W. E. Harwell, the marshal of the City of Atlanta at the time of the sale of the property, was the proper officer to conduct the salé and execute the deed. This is in accordance with the ordinances of the city, which are not attacked as invalid. Though the city tax fi. fas. had been transferred to Thomas, this did not divest the marshal of authority to levy the execution and sell the land under such levy. Davis v. Moore, supra.

Under the act approved September 11, 1891 (Ga. L. 1890-91, p. 101), entitled an act to make tax-collectors in all the counties of this State which contain a population of 75,000 or more ex-officio sheriffs “in so far as to enable them to collect the taxes due the State and county by levy and sale under tax executions,” *595the tax-collector of Fulton County was authorized to sell the property and execute the deed involved in this case.

The act of September 11, 1891, just referred to, is not null and void on the ground that it violates the provisions of article 1, section 4, paragraph 1, of the constitution of the State of Georgia (Civil Code, § 6391). Nor is it in violation of the provisions of article 11, section 3, paragraph 2, of the constitution of the State of Georgia (§ 6600). Similar constitutional questions were passed upon in the case of Abbott v. Commissioners of Fulton County, 160 Ga. 657 (129 S. E. 38), where it was held that the act there under consideration was not unconstitutional.

The allegation in the petition that the defendant in the tax executions “was not properly notified of the levies by the marshal and the tax-collector, nor were his tenants in possession of the property notified of such levy,” are statements of conclusions, and the fact of a want of notice is not well pleaded and is not admitted by the demurrer. Nor does the allegation that “if guy notices of the levy were given, they were given before the date of the levies,” supply the need of a distinct allegation which should be made in cases of this kind, especially after the lapse of so much time from the date of the levy and the deed to the attacks made thereon, that the officer levying on the land under the execution did not “within five days thereafter leave a written notice of such levy with the tenant in possession of the land [if there was a tenant], nor with the defendant.”

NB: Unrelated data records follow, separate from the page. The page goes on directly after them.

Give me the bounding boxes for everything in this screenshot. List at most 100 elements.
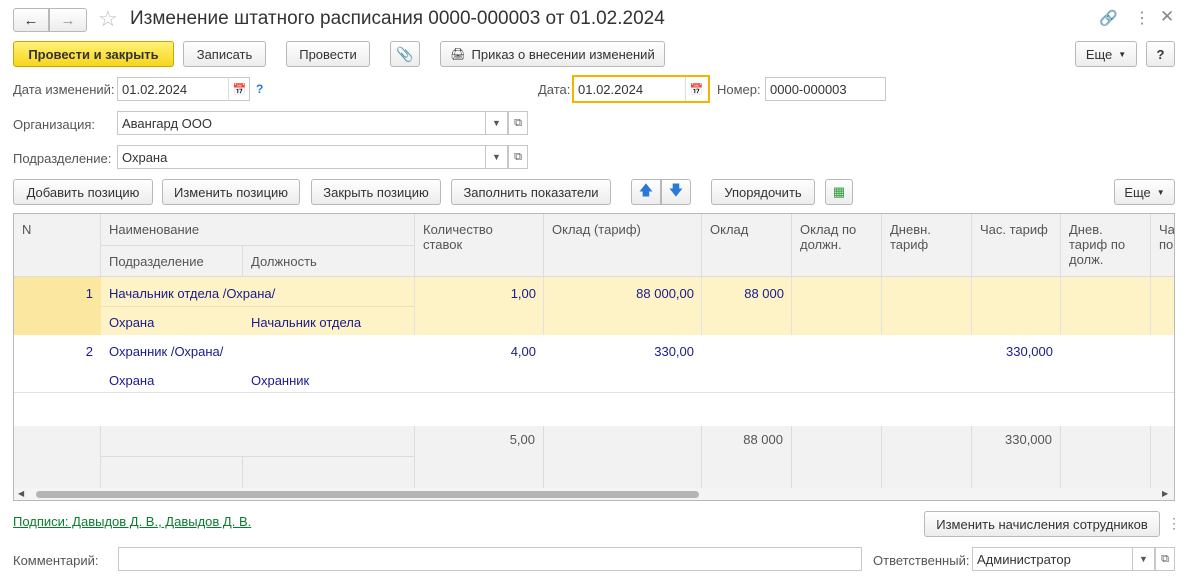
help-button[interactable]: ?: [1146, 41, 1175, 67]
add-position-button[interactable]: Добавить позицию: [13, 179, 153, 205]
scroll-left-icon[interactable]: ◀: [18, 488, 24, 500]
date-value: 01.02.2024: [578, 81, 644, 97]
responsible-dropdown-button[interactable]: ▼: [1133, 547, 1155, 571]
horizontal-scrollbar[interactable]: ◀ ▶: [14, 488, 1174, 500]
column-divider: [1060, 277, 1061, 335]
more-vert-icon[interactable]: ⋮: [1134, 8, 1150, 28]
department-open-icon[interactable]: ⧉: [508, 145, 528, 169]
change-accruals-button[interactable]: Изменить начисления сотрудников: [924, 511, 1160, 537]
department-label: Подразделение:: [13, 151, 112, 166]
column-header-day-tariff-by-position[interactable]: Днев. тариф по долж.: [1061, 214, 1151, 277]
calendar-icon[interactable]: 📅: [685, 77, 707, 101]
chevron-down-icon: ▼: [1156, 187, 1165, 197]
arrow-right-icon: →: [60, 11, 76, 29]
order-button[interactable]: 🖨 Приказ о внесении изменений: [440, 41, 665, 67]
column-header-salary[interactable]: Оклад: [702, 214, 792, 277]
cell-rates[interactable]: 1,00: [415, 280, 544, 304]
footer-salary-by-position: [792, 426, 882, 488]
star-icon[interactable]: ☆: [98, 6, 118, 32]
responsible-field[interactable]: Администратор: [972, 547, 1133, 571]
cell-rates[interactable]: 4,00: [415, 338, 544, 362]
sort-button[interactable]: Упорядочить: [711, 179, 815, 205]
organization-label: Организация:: [13, 117, 96, 132]
fill-indicators-button[interactable]: Заполнить показатели: [451, 179, 611, 205]
paperclip-icon: 📎: [396, 45, 414, 62]
page-title: Изменение штатного расписания 0000-00000…: [130, 8, 665, 29]
arrow-up-icon: 🡅: [638, 182, 654, 198]
close-position-button[interactable]: Закрыть позицию: [311, 179, 441, 205]
cell-salary-tariff[interactable]: 88 000,00: [544, 280, 702, 304]
organization-value: Авангард ООО: [122, 115, 212, 131]
link-icon[interactable]: 🔗: [1099, 9, 1118, 27]
column-header-salary-tariff[interactable]: Оклад (тариф): [544, 214, 702, 277]
total-salary: 88 000: [702, 426, 792, 488]
cell-n[interactable]: 1: [14, 280, 101, 304]
cell-department[interactable]: Охрана: [101, 367, 243, 391]
edit-position-button[interactable]: Изменить позицию: [162, 179, 300, 205]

The contention that the tax deeds executed by Harwell, the city marshal, are void, because the sales in pursuance of which these deeds were executed, “were made in front of the city hall in the City of Atlanta,” is without merit, in view of the provisions of the act approved December 18, 1901 (Acts 1901, p. 23), amending section 732 of the Civil Code of Georgia of 1895, and relating to sales for municipal taxes. The section referred to, as amended, is to be read into the charter of the City of Atlanta. See section 879 of the Civil Code of 1910.

Another allegation in this petition made it error to dismiss it upon general demurrer; and that is, the allegation that the property was worth $4,000, it appearing that the aggregate of the taxes for which the property was sold was less than $150. That being true, the levy was excessive and void. Hobbs v. Ham*596let, 106 Ga. 403 (32 S. E. 351). As against the demurrer, the allegation as to the value of the property will be taken as true, notwithstanding the recitals in the deed that fractional parts of the property were offered for sale and no bids received thereon, and the additional fact that the petitioner purchased this land and received a conveyance by quitclaim deed for a consideration of only $50. The allegation of fact that the land was worth $4,000 is positive, and the existence of facts which, give rise to inferences contrary to this can not negative the positive allegation.

Judgment reversed.

All the Justices concur, except Russell, O. J., who dissents from the rulings in paragraphs 6 and 8 of the decision.